Forest Hills and Kew Gardens LIRR Stations


    The Forest Hills Long Island Rail Road station, newly polished and refurbished, looks like no other station in the railroad’s voluminous list of stations, with its distictive Tudor-style ticket offices with shaped glass and unique luminaires. Its position overlooking Burns Street seems perfect to give a speech, and that’s exactly what former President Teddy Roosevelt did here in 1917. The platform overlooks a country-village type setting at the heart of Forest Hills Gardens; one practically expects to see Patrick McGoohan, in his black “Number Six” suit he wore in the classic British 1967 science-fiction show The Prisoner, running away from “The Village’s” robot weather balloons that served as the village’s guardians.


    The station’s design goes back to 1911 and, as it was built in tandem with Forest Hills Gardens, it was always meant to be the perfect complement to the neighborhood. It continues to be directly connected to the development via ornamental walkways.

    The Forest Hills station’s lighting and signage are marvelously detailed, from the “dashing Dan” on the lamp to the stylized “FH” on the wrought iron signposts.
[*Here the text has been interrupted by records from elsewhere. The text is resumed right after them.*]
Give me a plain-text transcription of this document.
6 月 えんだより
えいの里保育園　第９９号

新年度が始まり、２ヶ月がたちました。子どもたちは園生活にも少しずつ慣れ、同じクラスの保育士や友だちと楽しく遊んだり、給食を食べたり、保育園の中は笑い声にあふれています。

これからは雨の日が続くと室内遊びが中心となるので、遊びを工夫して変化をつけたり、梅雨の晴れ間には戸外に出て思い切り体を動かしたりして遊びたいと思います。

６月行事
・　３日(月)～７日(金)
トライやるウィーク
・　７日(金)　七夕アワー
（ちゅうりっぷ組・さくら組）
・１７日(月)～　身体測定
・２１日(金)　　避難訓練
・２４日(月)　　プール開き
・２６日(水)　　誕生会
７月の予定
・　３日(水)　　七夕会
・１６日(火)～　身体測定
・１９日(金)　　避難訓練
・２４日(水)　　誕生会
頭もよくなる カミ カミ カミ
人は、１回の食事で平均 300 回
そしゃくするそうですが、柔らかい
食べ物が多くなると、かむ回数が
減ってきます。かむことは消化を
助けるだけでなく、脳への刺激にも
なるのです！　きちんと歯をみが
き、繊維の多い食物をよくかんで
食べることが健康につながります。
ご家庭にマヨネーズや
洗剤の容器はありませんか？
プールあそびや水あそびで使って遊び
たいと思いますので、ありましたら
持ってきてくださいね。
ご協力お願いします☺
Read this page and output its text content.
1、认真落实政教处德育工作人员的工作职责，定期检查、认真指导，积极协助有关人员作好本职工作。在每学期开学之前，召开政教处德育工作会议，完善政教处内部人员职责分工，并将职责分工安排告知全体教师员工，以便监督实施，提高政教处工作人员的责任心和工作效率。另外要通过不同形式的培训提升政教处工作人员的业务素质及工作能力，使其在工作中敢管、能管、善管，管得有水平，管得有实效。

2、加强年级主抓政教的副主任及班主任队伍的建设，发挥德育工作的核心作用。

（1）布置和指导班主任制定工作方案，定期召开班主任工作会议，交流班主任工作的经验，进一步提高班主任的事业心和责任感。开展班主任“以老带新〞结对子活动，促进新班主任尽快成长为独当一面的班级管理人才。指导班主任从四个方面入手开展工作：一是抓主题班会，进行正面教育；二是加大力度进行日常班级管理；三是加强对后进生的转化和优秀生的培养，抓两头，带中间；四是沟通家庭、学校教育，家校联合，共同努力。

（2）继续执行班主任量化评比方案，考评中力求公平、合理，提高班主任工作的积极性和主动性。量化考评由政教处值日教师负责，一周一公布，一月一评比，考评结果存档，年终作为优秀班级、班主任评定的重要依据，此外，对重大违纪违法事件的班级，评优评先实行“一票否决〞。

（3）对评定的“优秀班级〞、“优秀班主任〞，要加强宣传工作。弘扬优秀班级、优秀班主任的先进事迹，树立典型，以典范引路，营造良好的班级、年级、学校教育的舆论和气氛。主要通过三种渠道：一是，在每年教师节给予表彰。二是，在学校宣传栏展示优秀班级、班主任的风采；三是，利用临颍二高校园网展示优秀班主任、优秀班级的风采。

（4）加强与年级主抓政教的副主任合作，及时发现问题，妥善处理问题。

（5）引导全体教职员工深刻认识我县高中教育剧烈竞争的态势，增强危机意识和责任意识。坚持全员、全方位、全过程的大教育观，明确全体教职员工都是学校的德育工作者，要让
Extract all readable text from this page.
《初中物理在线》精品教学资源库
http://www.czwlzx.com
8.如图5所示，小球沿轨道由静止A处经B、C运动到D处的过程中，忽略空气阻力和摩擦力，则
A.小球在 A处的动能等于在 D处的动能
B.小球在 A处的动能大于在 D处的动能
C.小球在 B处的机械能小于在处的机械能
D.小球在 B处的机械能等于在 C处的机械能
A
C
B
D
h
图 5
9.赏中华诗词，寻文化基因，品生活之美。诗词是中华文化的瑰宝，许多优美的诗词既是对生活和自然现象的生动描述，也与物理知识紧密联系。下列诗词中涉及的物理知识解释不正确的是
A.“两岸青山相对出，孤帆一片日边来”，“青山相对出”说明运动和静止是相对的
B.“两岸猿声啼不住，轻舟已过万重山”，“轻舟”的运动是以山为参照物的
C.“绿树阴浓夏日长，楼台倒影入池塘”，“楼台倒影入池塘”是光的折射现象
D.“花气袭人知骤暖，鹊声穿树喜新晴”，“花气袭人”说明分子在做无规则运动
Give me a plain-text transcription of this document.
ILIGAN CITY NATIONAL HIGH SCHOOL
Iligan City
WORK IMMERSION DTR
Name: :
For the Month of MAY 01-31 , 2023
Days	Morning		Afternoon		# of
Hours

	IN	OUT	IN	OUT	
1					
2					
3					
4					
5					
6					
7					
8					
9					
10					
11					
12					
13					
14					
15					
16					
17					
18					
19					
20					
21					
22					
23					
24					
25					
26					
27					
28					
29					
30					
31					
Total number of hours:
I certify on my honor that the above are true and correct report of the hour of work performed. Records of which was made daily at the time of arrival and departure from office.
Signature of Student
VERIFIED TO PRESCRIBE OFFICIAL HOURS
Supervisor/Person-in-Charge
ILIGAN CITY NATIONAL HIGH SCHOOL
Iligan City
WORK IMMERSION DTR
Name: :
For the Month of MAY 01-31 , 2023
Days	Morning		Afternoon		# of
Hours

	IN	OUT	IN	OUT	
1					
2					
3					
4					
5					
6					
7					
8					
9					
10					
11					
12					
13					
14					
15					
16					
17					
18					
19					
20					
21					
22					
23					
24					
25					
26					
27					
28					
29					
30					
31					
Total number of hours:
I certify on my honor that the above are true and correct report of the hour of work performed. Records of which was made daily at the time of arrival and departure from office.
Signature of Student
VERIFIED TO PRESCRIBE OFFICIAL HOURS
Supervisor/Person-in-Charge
    For rail architecture buffs, the Forest Hills station is a destination in itself. The design is English tudor accented with red brick, red tile windows, casement-style windows and benches and platform lighting unique to the station. Some of these highlights were installed after a late-1990s renovation.

    The station is not a major one and many trains deadhead past it. If the LIRR put this much effort into stations like Nostrand Avenue and East New York, well, that’d be a way to run a railroad.


    Further down the LIRR, at Lefferts Boulevard between Austin and Grenfell Streets, is the 1909 Kew Gardens station building. The station house is a handsome, venerable ridge-roofed building, but of even greater interest is the span that takes Lefferts over the tracks: it’s lined on both sides with commercial buildings. A complicated engineering solution encompasses three separate bridges on Lefferts: one for the roadway, and two on each side that support the buildings. According to Kew Gardens: Urban Village in the Big City author and PBS-TV host Barry Lewis, the store’s bridges actually run through the buildings’ roofs, with the storefronts hung from the bridges like a curtain on a rod. The engineering principle is similar to that of the circa-1565 Ponte Vecchio (Old Bridge) in Florence, Italy. The Lefferts Blvd. bridge had assumed its present condition by 1930.

    It was in the vicinity of the station that the infamous Kitty Genovese murder – in which 38 witnesses by some accounts failed to step in — was committed in 1964.